Wednesday, February 6, 2019

Gertrude Surprise Macbeth: 52 Ancestors Week No. 6 "Surprise"

Gertrude E Surprise Macbeth

September 20, 1891-March 10, 1959

About a year ago, I called my mother to ask a quick question about one of her paternal aunts. “Mom, why in the world did your grandparents give your Aunt Gertie the middle name ‘Surprise’?” I laughed. I expected to hear a funny family story—like they were surprised she was a girl, or that she arrived before her due date and took them by surprise. Instead, my mother was shocked. “That can’t be right,” she kept saying. “I never heard that before.”
Gertrude Macbeth was born September 20, 1891 to Walter Macbeth and his 19-year-old wife of eighteen months, Lucy May Dane Macbeth.

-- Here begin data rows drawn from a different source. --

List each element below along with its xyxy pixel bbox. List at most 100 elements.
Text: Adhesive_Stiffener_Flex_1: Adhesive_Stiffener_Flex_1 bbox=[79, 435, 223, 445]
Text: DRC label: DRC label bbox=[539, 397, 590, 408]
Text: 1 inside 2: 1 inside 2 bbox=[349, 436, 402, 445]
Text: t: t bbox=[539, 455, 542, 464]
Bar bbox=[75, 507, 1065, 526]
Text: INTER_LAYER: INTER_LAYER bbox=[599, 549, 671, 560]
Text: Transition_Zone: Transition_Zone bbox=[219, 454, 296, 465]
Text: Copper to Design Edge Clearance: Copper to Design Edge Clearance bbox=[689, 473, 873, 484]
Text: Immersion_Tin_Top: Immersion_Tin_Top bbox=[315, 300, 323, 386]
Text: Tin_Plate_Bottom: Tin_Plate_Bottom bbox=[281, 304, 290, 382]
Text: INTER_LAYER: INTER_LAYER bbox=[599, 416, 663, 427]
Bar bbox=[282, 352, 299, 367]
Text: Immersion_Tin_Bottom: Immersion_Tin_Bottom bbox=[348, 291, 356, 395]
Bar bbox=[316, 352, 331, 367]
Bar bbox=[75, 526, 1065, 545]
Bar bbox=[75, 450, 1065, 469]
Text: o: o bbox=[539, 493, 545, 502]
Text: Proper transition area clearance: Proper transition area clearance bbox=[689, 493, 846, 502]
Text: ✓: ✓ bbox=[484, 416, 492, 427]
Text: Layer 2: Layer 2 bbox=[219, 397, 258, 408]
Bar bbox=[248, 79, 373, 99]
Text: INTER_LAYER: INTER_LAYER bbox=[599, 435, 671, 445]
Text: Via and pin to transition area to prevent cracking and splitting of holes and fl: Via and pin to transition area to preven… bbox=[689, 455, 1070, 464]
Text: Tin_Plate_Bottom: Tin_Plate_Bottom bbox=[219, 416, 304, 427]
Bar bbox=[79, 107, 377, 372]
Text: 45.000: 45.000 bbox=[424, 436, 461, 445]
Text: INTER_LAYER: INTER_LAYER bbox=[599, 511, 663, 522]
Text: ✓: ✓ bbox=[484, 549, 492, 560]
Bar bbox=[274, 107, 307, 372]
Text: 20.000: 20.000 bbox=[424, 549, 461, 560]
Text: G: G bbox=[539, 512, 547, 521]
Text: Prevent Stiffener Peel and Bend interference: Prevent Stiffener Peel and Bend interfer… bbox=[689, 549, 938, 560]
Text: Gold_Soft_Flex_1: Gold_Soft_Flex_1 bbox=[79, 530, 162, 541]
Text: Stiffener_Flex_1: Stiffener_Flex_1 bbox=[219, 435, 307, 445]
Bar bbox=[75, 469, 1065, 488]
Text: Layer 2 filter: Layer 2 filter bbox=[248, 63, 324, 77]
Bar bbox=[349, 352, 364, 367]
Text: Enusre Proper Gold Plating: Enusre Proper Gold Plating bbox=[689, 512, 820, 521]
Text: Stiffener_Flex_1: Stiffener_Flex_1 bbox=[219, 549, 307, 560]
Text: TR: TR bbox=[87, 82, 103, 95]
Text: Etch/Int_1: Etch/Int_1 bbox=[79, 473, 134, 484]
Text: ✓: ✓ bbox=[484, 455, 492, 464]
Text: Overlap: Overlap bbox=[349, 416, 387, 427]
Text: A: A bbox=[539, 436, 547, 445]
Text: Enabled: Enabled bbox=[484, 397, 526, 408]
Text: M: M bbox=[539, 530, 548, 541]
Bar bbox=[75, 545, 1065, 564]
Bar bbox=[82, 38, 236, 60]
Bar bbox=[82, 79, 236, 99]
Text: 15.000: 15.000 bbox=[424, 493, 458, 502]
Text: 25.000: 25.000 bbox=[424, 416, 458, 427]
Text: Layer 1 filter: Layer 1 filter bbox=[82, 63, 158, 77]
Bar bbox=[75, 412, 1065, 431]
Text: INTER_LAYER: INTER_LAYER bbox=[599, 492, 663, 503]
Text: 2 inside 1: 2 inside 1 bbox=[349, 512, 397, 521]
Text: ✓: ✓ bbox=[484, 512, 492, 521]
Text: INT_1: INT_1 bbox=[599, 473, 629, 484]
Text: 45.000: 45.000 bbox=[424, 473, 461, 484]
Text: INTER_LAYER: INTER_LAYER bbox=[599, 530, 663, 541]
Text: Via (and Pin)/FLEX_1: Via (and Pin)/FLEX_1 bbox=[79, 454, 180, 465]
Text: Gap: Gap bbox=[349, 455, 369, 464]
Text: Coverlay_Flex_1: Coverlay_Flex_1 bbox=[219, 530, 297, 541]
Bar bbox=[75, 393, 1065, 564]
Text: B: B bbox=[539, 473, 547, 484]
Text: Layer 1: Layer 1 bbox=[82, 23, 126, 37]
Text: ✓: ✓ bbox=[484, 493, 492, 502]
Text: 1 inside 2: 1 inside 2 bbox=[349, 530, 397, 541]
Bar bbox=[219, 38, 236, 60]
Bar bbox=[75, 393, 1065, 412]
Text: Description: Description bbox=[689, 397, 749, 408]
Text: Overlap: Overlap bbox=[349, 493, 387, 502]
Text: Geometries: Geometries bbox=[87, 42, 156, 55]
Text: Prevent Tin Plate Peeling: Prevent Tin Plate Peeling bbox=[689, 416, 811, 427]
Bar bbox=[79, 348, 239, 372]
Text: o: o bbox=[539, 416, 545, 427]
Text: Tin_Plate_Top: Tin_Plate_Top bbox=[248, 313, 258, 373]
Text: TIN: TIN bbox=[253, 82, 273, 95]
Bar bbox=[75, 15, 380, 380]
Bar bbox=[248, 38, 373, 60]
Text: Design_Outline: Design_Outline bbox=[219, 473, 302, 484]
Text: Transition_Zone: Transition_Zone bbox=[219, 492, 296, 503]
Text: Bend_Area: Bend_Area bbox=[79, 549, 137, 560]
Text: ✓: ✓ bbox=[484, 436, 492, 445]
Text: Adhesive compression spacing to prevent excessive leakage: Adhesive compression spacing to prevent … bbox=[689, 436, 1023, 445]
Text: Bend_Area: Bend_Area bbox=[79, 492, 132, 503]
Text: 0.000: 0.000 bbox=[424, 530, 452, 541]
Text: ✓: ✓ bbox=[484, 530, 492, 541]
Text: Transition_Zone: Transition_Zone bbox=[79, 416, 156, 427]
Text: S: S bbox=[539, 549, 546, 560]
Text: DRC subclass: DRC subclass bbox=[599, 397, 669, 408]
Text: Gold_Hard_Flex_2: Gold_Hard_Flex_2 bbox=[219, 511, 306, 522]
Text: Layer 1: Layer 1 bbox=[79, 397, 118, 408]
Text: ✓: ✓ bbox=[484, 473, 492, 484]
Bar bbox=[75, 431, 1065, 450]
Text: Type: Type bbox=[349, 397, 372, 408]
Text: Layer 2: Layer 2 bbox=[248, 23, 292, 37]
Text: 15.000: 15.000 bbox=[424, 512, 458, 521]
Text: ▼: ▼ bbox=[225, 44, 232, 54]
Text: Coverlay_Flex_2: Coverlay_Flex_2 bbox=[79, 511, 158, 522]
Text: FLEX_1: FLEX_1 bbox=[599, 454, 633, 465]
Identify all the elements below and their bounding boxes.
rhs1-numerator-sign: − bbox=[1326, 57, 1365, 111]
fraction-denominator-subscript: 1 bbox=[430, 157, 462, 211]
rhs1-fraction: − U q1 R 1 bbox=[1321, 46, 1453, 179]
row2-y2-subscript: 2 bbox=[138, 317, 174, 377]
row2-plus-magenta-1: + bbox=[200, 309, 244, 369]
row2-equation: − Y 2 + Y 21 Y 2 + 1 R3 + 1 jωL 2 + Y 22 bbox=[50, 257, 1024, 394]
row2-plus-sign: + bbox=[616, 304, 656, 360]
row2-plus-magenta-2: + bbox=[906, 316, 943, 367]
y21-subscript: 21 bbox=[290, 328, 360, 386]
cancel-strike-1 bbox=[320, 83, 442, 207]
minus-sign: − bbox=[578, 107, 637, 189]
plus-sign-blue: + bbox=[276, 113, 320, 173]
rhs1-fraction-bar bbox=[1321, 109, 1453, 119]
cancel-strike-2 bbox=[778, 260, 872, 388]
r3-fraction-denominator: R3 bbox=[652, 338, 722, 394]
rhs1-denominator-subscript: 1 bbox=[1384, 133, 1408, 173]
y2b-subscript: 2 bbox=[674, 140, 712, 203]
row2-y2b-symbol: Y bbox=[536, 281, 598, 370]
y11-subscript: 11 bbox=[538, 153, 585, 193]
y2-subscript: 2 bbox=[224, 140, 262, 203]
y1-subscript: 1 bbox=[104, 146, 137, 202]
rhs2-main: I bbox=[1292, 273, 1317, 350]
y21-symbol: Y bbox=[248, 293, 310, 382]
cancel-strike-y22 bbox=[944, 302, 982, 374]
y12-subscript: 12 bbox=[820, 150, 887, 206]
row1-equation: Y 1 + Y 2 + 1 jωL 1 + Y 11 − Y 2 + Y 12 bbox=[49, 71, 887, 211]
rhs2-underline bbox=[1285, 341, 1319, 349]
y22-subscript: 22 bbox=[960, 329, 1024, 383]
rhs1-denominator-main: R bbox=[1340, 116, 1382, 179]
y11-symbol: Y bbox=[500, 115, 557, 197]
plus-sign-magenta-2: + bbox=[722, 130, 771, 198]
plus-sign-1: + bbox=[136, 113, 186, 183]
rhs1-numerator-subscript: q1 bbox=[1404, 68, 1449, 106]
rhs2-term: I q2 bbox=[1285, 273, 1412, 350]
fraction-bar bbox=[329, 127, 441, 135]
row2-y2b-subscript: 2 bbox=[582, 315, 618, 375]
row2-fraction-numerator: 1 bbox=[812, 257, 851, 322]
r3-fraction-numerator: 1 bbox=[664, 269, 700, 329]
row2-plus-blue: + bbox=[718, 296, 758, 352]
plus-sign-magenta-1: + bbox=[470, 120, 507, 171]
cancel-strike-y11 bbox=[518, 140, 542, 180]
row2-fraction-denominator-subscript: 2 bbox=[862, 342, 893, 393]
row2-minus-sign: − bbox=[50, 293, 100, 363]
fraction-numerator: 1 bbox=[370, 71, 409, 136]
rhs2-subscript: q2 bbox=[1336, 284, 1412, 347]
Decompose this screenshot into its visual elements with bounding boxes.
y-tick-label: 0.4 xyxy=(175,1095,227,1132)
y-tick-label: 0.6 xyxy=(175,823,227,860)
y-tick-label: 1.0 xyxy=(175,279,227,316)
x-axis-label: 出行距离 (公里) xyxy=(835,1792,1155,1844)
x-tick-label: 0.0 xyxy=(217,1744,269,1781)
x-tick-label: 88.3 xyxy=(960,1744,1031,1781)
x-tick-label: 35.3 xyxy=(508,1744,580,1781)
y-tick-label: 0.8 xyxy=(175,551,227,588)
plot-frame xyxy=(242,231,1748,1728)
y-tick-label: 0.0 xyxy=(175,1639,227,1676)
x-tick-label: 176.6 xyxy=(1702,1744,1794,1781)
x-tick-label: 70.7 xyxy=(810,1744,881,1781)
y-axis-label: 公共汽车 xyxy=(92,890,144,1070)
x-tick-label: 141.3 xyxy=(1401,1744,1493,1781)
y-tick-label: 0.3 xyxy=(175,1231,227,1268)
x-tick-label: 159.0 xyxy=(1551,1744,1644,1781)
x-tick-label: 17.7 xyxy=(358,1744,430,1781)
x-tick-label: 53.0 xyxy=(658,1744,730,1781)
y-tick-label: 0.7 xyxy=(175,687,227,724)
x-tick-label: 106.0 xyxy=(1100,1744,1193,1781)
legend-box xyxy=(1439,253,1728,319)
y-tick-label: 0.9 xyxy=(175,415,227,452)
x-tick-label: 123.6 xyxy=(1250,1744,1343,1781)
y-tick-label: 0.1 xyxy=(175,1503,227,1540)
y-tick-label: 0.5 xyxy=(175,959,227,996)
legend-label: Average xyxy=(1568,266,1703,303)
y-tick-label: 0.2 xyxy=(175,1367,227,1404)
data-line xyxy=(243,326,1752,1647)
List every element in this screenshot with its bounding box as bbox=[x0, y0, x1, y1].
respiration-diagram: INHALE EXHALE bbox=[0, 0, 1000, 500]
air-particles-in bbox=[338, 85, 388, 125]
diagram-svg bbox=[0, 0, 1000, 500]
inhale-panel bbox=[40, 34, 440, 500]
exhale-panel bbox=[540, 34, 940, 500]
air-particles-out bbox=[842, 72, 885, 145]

Gertrude, or Gertie as she was known to her siblings, was the oldest of six children (the fifth child was my grandfather Ivan Macbeth).
According to Ancestry’s transcriptions of both Gertrude’s birth record and baptism record, she was named Gertrude Surprise Macbeth or Gertie Surprise Macbeth.
No other records I have found include this middle name or the middle initial “s”. Gertrude apparently used the middle initial “E” on most official documents once she was an adult, but I have yet to discover what the “E” stood for. 
photo fr. lavoiser1

Gertrude married James Laird on June 1, 1905. Like her mother, she was an eighteen-year-old bride. She and James, a farmer and sometimes teamster, had eleven children over a twenty year period. They spent their lives in Blue Earth County, Minnesota, and Gertie died on March 10, 1959 at age 67. Her headstone reads “Gertrude E Laird”. 
Photo from lavoiser1

I can speculate that her middle name was mis-transcribed before the data was uploaded to Ancestry—that the person who wrote the original certificates had poor handwriting, and some name beginning with the letter “e” was misinterpreted as “surprise”. It rather stretches credulity that two separate records could produce the same error, but anything is possible.
I will have to order a copy of the actual birth record from Minnesota to settle the question once and for all, even though I love the name “Gertrude Surprise” and long to just leave it that way in the family tree.
I hope that Gertrude will surprise me yet again. Perhaps the actual birth records will clearly read “Gerturde Surprise Macbeth” and my speculation over her parents’ intent and meaning can continue.